For small quantities or cross-brand validation, submit your BOM and we will map the telemetry for you.

FAQ + JSON-LD Mapping

Below are the 12 FAQs with answers related to formation/cycler interface IC and its integration with the charging schema. These answers provide clarity on common queries related to sync, isolation, telemetry mapping, and procurement.

Frequently Asked Questions

How do I keep all formation channels time-aligned when I switch to a different vendor’s interface IC?

Use a unified hardware trigger, confirm the new vendor’s frame, and update the cloud mapper.

Can I reuse the temperature field from the charging schema to report fixture/slot temperature?

Yes, but mark it with source=formation to avoid mixing it with pack NTC temperature readings.

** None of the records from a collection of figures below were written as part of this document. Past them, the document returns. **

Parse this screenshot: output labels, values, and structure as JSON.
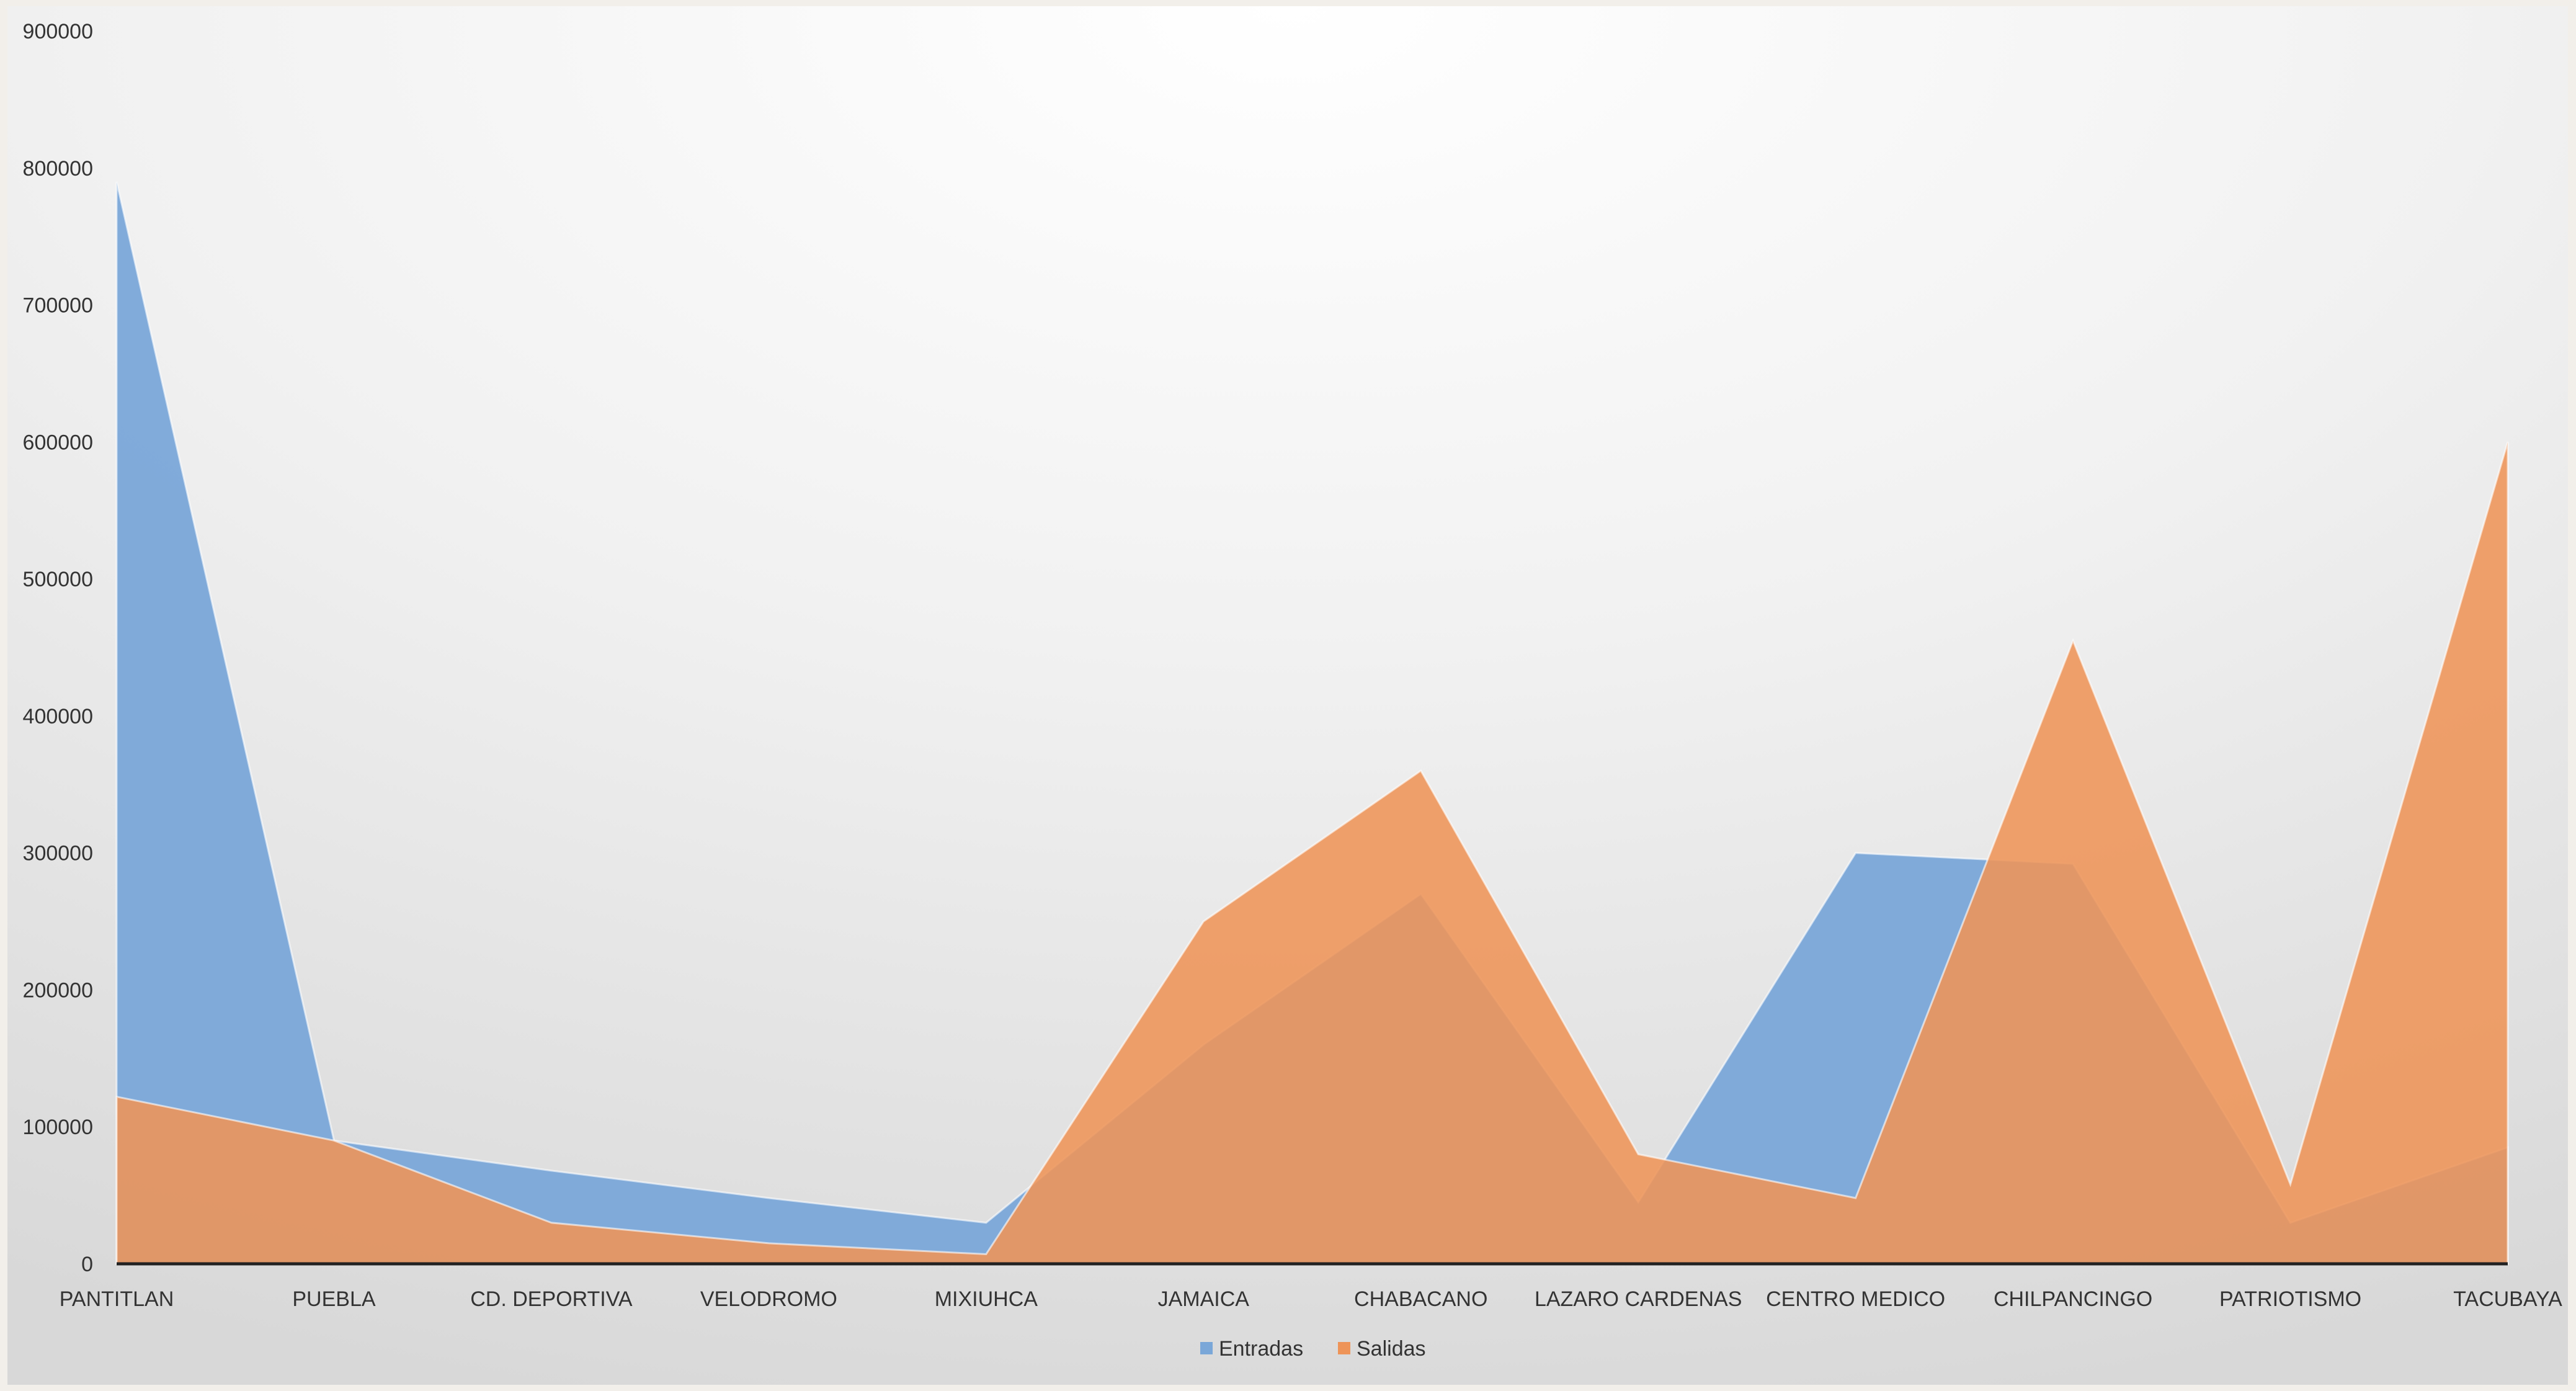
{
  "chart_data": {
    "type": "area",
    "title": "",
    "xlabel": "",
    "ylabel": "",
    "ylim": [
      0,
      900000
    ],
    "yticks": [
      0,
      100000,
      200000,
      300000,
      400000,
      500000,
      600000,
      700000,
      800000,
      900000
    ],
    "grid": false,
    "legend": "bottom",
    "categories": [
      "PANTITLAN",
      "PUEBLA",
      "CD. DEPORTIVA",
      "VELODROMO",
      "MIXIUHCA",
      "JAMAICA",
      "CHABACANO",
      "LAZARO CARDENAS",
      "CENTRO MEDICO",
      "CHILPANCINGO",
      "PATRIOTISMO",
      "TACUBAYA"
    ],
    "series": [
      {
        "name": "Entradas",
        "color": "#7aa7d8",
        "values": [
          790000,
          90000,
          68000,
          48000,
          30000,
          160000,
          270000,
          45000,
          300000,
          292000,
          30000,
          85000
        ]
      },
      {
        "name": "Salidas",
        "color": "#ee9458",
        "values": [
          122000,
          90000,
          30000,
          15000,
          7000,
          250000,
          360000,
          80000,
          48000,
          455000,
          58000,
          600000
        ]
      }
    ]
  },
  "colors": {
    "background_top": "#ffffff",
    "background_edge": "#dcdcdc",
    "page": "#f2efea",
    "axis": "#222222"
  }
}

What happens if I use a non-isolated ADC/DAC board on a high-density formation rack?

Ground potential differences, noise, and possible damage can occur, leading to telemetry distortion.

How do I report pulse/polarization test results through the same BMS/charging telemetry channel?

Use active_profile_id and result payload → mapper → charging schema.

Can I mix a TI measurement front-end with an NXP formation controller in the same station?

Yes, but the cloud must add a vendor pair in the mapper.

How do I block purchasing from buying generic multi-channel DAQ boards without synchronization?

Use BOM remark and ERP rule: must be sync + iso + telemetry-ready.

What’s the minimum isolation spec I should request for formation/cycler interface ICs?

Match the rack standard or at least 1 kVrms/60s.

Can the same interface IC be used for both CC/CV validation and pulse stress tests?

Yes, as long as the DAC update rate and ADC sampling rate are sufficient.

How do I log which exact channel/slot failed during a long formation run?

Must upload channel_id/slot_id/fault_code → charging schema.

Is it safe to downrate the sampling rate to save cost?

Not safe; you will miss the short-pulse internal resistance.

How do I align formation data with later in-field charging data?

Use a unified time base + schema + device_id.

Can I run formation tests on packs instead of cells with the same interface IC?

Yes, but you need to adjust the range and isolation level, to ensure device adaptation.